[fedora-arm] Fedora 20 for Raspberry Pi????

Gordan Bobic gordan at bobich.net
Mon Dec 30 11:41:52 UTC 2013


On 12/30/2013 10:08 AM, Steve Underwood wrote:
> On 12/28/2013 12:27 AM, Gordan Bobic wrote:
>> On 12/27/2013 04:02 PM, Richard W.M. Jones wrote:
>>> On Fri, Dec 27, 2013 at 09:53:54AM +0000, Gordan Bobic wrote:
>>>> How is transparent alignment fixup going to give you back the
>>>> performance you lose from accesses straddling cache lines?
>>>
>>> You can have structs straddling cache lines and causing performance
>>> problems without alignment issues, or structs being packed too close
>>> together causing false sharing again w/o alignment being involved.
>>>
>>> If alignment problems cause performance issues, then we should deal
>>> with those performance problems.  If they don't, we shouldn't worry
>>> about them.
>>>
>>> Rich.
>>>
>>> ObHack: I once worked with an architecture [68k-based VME hardware]
>>> that not only faulted on unaligned access, but also on accesses of the
>>> wrong *size* (eg. using a short-sized read instruction instead of a
>>> word-sized read instruction).  Dealing with that nonsense involved a
>>> lot of compiler-specific massaging of code and some inline assembly ...
>>
>> I'm very glad you mentioned compilers - this is in fact easily fixable
>> at compiler level. Intel's ICC has an option to make all arrays and
>> structs always aligned to a boundary (up to 16 byte, IIRC). If GCC
>> were to implement such a feature the problem could be made to go away
>> without actually addressing the underlying cause of the problem. It
>> might be a bodge, but since complete fix of the underlying problem
>> isn't going to happen anyway, a good bodge would be a lot better than
>> doing nothing.
>>
>> Gordan
>>
> How does this in any way related to the alignment problem? All C
> compilers align arrays and structures in sensible ways by default. They
> have to. Its a requirement of the C language. Problems come from things
> like pointing directly at elements in  communication structures, which
> may not be naturally aligned.
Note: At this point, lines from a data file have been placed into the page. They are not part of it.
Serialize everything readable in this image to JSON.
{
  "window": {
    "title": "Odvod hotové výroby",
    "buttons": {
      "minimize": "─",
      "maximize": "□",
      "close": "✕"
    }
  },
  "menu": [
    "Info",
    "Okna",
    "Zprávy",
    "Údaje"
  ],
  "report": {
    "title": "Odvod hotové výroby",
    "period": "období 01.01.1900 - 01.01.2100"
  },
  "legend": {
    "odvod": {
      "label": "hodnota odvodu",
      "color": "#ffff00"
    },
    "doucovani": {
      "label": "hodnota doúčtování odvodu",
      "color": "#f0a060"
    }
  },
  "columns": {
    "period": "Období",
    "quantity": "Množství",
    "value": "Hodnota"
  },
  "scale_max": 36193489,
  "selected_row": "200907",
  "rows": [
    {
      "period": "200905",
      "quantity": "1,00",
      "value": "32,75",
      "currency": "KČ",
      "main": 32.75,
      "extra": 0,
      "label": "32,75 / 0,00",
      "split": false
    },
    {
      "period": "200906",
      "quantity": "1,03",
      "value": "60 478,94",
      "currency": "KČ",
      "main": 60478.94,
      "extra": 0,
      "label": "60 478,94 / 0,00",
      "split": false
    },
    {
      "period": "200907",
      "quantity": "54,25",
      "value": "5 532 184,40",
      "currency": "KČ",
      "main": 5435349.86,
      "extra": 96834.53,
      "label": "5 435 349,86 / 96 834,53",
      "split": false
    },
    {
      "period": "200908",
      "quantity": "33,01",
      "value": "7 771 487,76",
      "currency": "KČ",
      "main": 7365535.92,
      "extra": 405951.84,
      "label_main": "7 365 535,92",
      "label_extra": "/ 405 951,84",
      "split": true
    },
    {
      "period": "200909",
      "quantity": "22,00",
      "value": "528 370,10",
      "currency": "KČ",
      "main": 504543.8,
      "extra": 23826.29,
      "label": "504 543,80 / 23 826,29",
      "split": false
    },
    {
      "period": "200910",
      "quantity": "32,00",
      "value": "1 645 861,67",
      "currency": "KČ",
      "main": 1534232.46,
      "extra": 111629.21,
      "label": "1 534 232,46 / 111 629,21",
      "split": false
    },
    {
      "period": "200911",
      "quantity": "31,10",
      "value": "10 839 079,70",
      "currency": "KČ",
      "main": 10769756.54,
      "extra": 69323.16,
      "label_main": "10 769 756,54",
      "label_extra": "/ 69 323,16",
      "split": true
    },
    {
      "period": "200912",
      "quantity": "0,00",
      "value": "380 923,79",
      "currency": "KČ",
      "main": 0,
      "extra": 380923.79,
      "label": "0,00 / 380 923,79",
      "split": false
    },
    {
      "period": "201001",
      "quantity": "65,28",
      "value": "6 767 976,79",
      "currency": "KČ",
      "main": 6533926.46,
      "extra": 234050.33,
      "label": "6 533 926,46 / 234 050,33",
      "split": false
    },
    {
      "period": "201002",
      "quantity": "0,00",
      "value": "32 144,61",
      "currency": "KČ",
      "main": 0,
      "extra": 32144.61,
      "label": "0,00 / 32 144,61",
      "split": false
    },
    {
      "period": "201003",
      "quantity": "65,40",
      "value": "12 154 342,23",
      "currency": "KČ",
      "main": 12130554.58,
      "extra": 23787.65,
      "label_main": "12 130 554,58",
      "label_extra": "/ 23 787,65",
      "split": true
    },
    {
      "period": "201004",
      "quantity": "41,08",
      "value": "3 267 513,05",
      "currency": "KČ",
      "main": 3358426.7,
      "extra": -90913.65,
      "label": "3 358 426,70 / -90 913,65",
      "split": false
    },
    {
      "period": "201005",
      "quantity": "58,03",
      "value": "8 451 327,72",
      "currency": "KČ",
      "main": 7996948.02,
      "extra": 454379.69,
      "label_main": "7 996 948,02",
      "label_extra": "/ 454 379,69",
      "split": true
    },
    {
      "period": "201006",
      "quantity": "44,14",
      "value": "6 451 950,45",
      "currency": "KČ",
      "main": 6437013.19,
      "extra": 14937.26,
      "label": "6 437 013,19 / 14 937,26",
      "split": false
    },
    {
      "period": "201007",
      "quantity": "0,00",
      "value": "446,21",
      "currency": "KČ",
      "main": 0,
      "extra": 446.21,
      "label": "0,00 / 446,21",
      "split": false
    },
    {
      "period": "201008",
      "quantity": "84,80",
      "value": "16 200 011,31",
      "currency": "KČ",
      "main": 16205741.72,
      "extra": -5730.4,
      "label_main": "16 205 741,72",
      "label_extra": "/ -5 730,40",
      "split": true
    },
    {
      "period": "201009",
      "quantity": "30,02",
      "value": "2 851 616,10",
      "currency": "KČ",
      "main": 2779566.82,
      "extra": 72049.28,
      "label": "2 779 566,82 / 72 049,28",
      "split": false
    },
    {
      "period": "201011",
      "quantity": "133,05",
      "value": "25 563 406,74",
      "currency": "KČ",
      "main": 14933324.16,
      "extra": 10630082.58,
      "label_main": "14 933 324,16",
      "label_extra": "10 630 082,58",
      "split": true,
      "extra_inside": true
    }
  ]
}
They can also come from overriding the
> default alignment of arrays and structures, which most compilers permit
> these days, with a varierty of constructs like "#pragma pack(1)"

It's related because char[] is byte aligned rather than word-aligned. In 
some cases (e.g. e2fsprogs) a buffer is declared as char[4096], which 
means that when it's cast into a struct, struct elements won't be 
suitably aligned. If the compiler were to align all arrays to a 16-byte 
boundary, this wouldn't be an issue.

I accept that in some cases, having arrays and structures unaligned may 
be useful (e.g. wire protocol packet parsing), but in most cases it 
seems to be just lazy or uninformed programming. In those cases the 
compiler aligning everything to a 16-byte boundary would help.